Like Ginsburg, Justices Have Confronted Health Concerns Throughout History
Justices such as Hugo Black and John Marshall Harlan II "fully participated in the past via telephone from distant lands and from their nearby hospital beds," one scholar said.
July 31, 2020 at 06:43 PM
4 minute read
Justice Ruth Bader Ginsburg speaking in September in Washington. Photo: Diego M. Radzinschi / ALM
U.S. Supreme Court Justice Ruth Bader Ginsburg, who recently disclosed a new fight with cancer, insists she will continue her 27-year tenure "as long as I can do the job full steam."
There is no reason to suggest that Ginsburg will renege on that pledge. And in every past health issue she has had, Ginsburg has barely missed an argument and has kept up with her workload.
"As long as she can mentally understand the cases and cast votes, then she is fully discharging her duties," said Artemus Ward, a political scientist and author of the book "Deciding to Leave," about justices' departures from the court. "Anyone who suggests that physical decline is somehow grounds for departure is incorrect as a historical matter. Nothing can force her to leave the court short of impeachment and death."
Ward pointed to justices such as Hugo Black and John Marshall Harlan II who "fully participated in the past via telephone from distant lands and from their nearby hospital beds."
Ginsburg did the same in May when she participated in oral argument via teleconference from Johns Hopkins Hospital. All justices were participating remotely during that period because the court was shut down in light of the pandemic.
David Garrow, author of an extensive 2000 article about mental decrepitude and incapacity of Supreme Court justices, documented that debilitated justices in the past have worked from home or even hospitals for extended periods.
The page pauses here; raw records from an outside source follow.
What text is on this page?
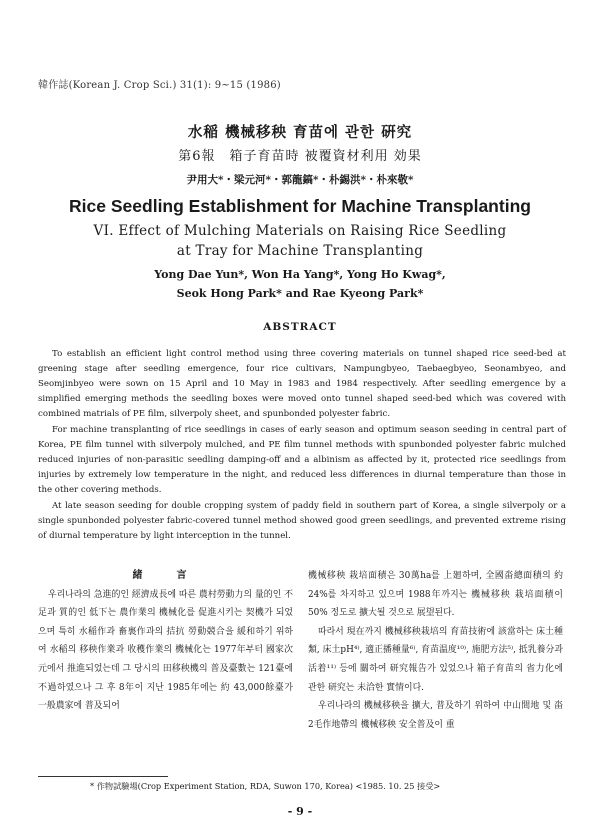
韓作誌(Korean J. Crop Sci.) 31(1): 9~15 (1986)
水稲 機械移秧 育苗에 관한 硏究
第6報　箱子育苗時 被覆資材利用 効果
尹用大*・梁元河*・郭龍鎬*・朴錫洪*・朴來敬*
Rice Seedling Establishment for Machine Transplanting
VI. Effect of Mulching Materials on Raising Rice Seedling
at Tray for Machine Transplanting
Yong Dae Yun*, Won Ha Yang*, Yong Ho Kwag*,
Seok Hong Park* and Rae Kyeong Park*
ABSTRACT

To establish an efficient light control method using three covering materials on tunnel shaped rice seed-bed at greening stage after seedling emergence, four rice cultivars, Nampungbyeo, Taebaegbyeo, Seonambyeo, and Seomjinbyeo were sown on 15 April and 10 May in 1983 and 1984 respectively. After seedling emergence by a simplified emerging methods the seedling boxes were moved onto tunnel shaped seed-bed which was covered with combined matrials of PE film, silverpoly sheet, and spunbonded polyester fabric.

For machine transplanting of rice seedlings in cases of early season and optimum season seeding in central part of Korea, PE film tunnel with silverpoly mulched, and PE film tunnel methods with spunbonded polyester fabric mulched reduced injuries of non-parasitic seedling damping-off and a albinism as affected by it, protected rice seedlings from injuries by extremely low temperature in the night, and reduced less differences in diurnal temperature than those in the other covering methods.

At late season seeding for double cropping system of paddy field in southern part of Korea, a single silverpoly or a single spunbonded polyester fabric-covered tunnel method showed good green seedlings, and prevented extreme rising of diurnal temperature by light interception in the tunnel.

緒　言

우리나라의 急進的인 經濟成長에 따른 農村勞動力의 量的인 不足과 質的인 低下는 農作業의 機械化를 促進시키는 契機가 되었으며 특히 水稲作과 畜裏作과의 拮抗 勞動競合을 緩和하기 위하여 水稲의 移秧作業과 收穫作業의 機械化는 1977年부터 國家次元에서 推進되었는데 그 당시의 田移秧機의 普及臺數는 121臺에 不過하였으나 그 후 8年이 지난 1985年에는 約 43,000餘臺가 一般農家에 普及되어

機械移秧 栽培面積은 30萬ha를 上廻하며, 全國畓總面積의 約 24%를 차지하고 있으며 1988年까지는 機械移秧 栽培面積이 50% 정도로 擴大될 것으로 展望된다.

따라서 現在까지 機械移秧栽培의 育苗技術에 該當하는 床土種類, 床土pH⁴⁾, 適正播種量⁶⁾, 育苗温度¹⁰⁾, 施肥方法⁵⁾, 抵乳養分과 活着¹¹⁾ 등에 關하여 研究報告가 있었으나 箱子育苗의 省力化에 관한 研究는 未洽한 實情이다.

우리나라의 機械移秧을 擴大, 普及하기 위하여 中山間地 및 畓2毛作地帶의 機械移秧 安全普及이 重

* 作物試驗場(Crop Experiment Station, RDA, Suwon 170, Korea) <1985. 10. 25 接受>
- 9 -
Especially since the upcoming term of the court may keep the justices home because of the pandemic as it did at the tail end of last term, Garrow said Ginsburg "may not have to be at the court" to do her work.
One of Garrow's case studies of extended disability involved Justice Frank Murphy, who served on the court from 1940 to 1949. He was hospitalized several times in 1946 and 1947, and in 1948 was unable to be present at the court's October term until December. He was addicted to painkillers, a circumstance that got worse and more visible over time.
Garrow said Murphy often "deputized" fellow Justice Wiley Rutledge to cast his votes, though Murphy's biographer wrote that "there is no indication that Murphy's excessive use of drugs during his last two terms on the court materially affected his performance as a justice. None of the available evidence suggests that he behaved erratically in public during this period."
Justice William O. Douglas is a better-known example of justices who stayed on in spite of ill health. Douglas suffered a stroke in December 1974 at age 76. He did not return to the court until March 24, 1975. He met with reporters the next day, and they reported he was clearly impaired by the stroke. He said he would listen to all the argument tapes he had missed, but his health got worse.
Friends and others urged him to retire, but he persisted, sometimes dozing off as he attended arguments. His colleagues resolved not to have any decision hinge on Douglas' vote or to assign him an opinion or to join an opinion he wrote.
But one justice, Byron White, balked at the moves to block Douglas, illustrating that expelling a justice is not easy to do. White acknowledged in a letter to his colleagues that it would have been wise for Douglas to retire. But he said it was not up to the justices to determine Douglas' fate, because the Constitution gives only Congress the power of removing justices, through the impeachment power.
White added that Douglas "listens to oral arguments, appears in conference and casts his vote on argued cases. He thus not only asserts his own competence to sit but has not suggested that he is planning to retire."
Earlier this week, Ginsburg underwent what the court described as a "minimally invasive non-surgical procedure" at Memorial Sloan Kettering Cancer Center in New York. The procedure was to "revise a bile duct stent." The court said in a statement earlier: "The justice is resting comfortably and expects to be released from the hospital by the end of the week."
She was released from the hospital Friday, a court spokesperson said. Ginsburg was home and doing well.